I probably just imagined it, but it felt almost as if the pastry chef was so thrilled by the challenge of creating a dish without cream in it that he/she decided to do something spectacular. I was very jealous. It’s still the best pudding she’s ever had.
In retrospect, what was even more amazing was that they even came up with stuff just for her in the pre-meal nibbles. That didn’t happen at two-star Hibiscus when we were there the other week. At three-star Alain Ducasse they did it, but there were a good few minutes in between mine arriving and hers, during which time I wouldn’t be surprised if the words “shit, she can’t eat any of the normal stuff, sort something out ASAP” were uttered.
From a food perspective, I’ve had a few better meals since. But nothing has quite lived up to the overall experience of that first trip to Northcote – which is why I’m very much looking forward to going back next Sunday!

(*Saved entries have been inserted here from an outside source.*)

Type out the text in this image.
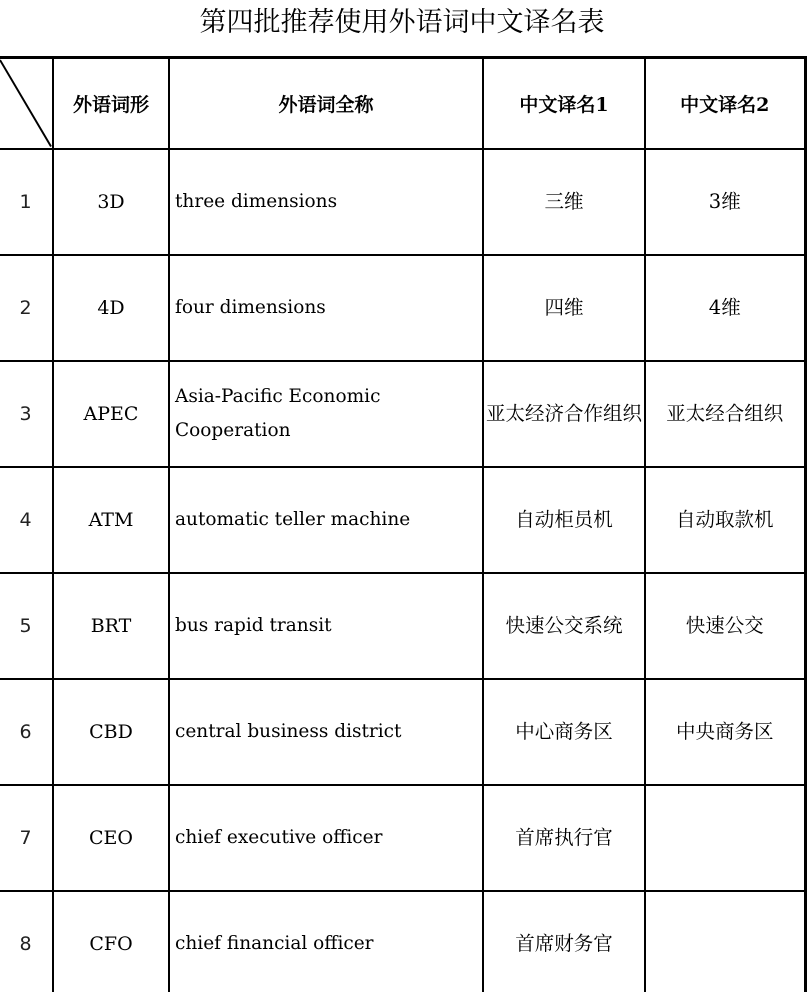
第四批推荐使用外语词中文译名表
	外语词形	外语词全称	中文译名1	中文译名2
1	3D	three dimensions	三维	3维
2	4D	four dimensions	四维	4维
3	APEC	Asia-Pacific Economic Cooperation	亚太经济合作组织	亚太经合组织
4	ATM	automatic teller machine	自动柜员机	自动取款机
5	BRT	bus rapid transit	快速公交系统	快速公交
6	CBD	central business district	中心商务区	中央商务区
7	CEO	chief executive officer	首席执行官	
8	CFO	chief financial officer	首席财务官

I’ve been pimping the restaurant out to anyone who’ll listen since we went there. “You have to go,” I’ll say. “It’s a dead easy train journey from Manchester and you’ll have a fabulous time.”
A friend of my mum’s took the advice and loved it. Several of my own friends have stuck it on their wishlists and plan to take the trip. And now it’s my parents turn to go and they’re taking us along for the ride!
I’m probably more excited for them and my brother than I am for myself. I really hope they love it as much as we did and have as good a time.
I’ll update on how we get on next week.
*I’ve still got signed copies of the menus, which I intend to frame and put up on the wall at some point. I ate three things there that no doubt would’ve made The List had it been drawn up before we went:
1. Duck ham – interesting, but not much more
2. Flavoured foam – way better than I expected given how critics often slate it for being a pointless gimmick. It added a flavour and texture to the dish that I don’t think could’ve been achieved with a standard dollop of sauce.
3. Roe deer – until a few weeks ago, the best thing I’d ever tasted
**We ordered matching wines. The quality of the pairings improved throughout the meal, starting off as merely good and rising to sublime. Better than the lot though was the £14 half bottle of Merlot we had in our room afterwards, which was recommended by the sommelier. Still the best wine I’ve had that didn’t run into three figures.
***I’ve had fantastic service in some three-star places, but Northcote that night was still a cut above anything else I’ve come across. What set it apart was that the staff weren’t just trying to do a good job, they really seemed to care about giving us a great evening. When we left with big smiles on our faces we got genuine smiles back, as if they took great pleasure in helping to make us so happy.
****As good as a five-star hotel, but with the added bonus of board games. The Dorchester is the best place I’ve ever stayed by a mile, but even they didn’t have Scrabble like Northcote.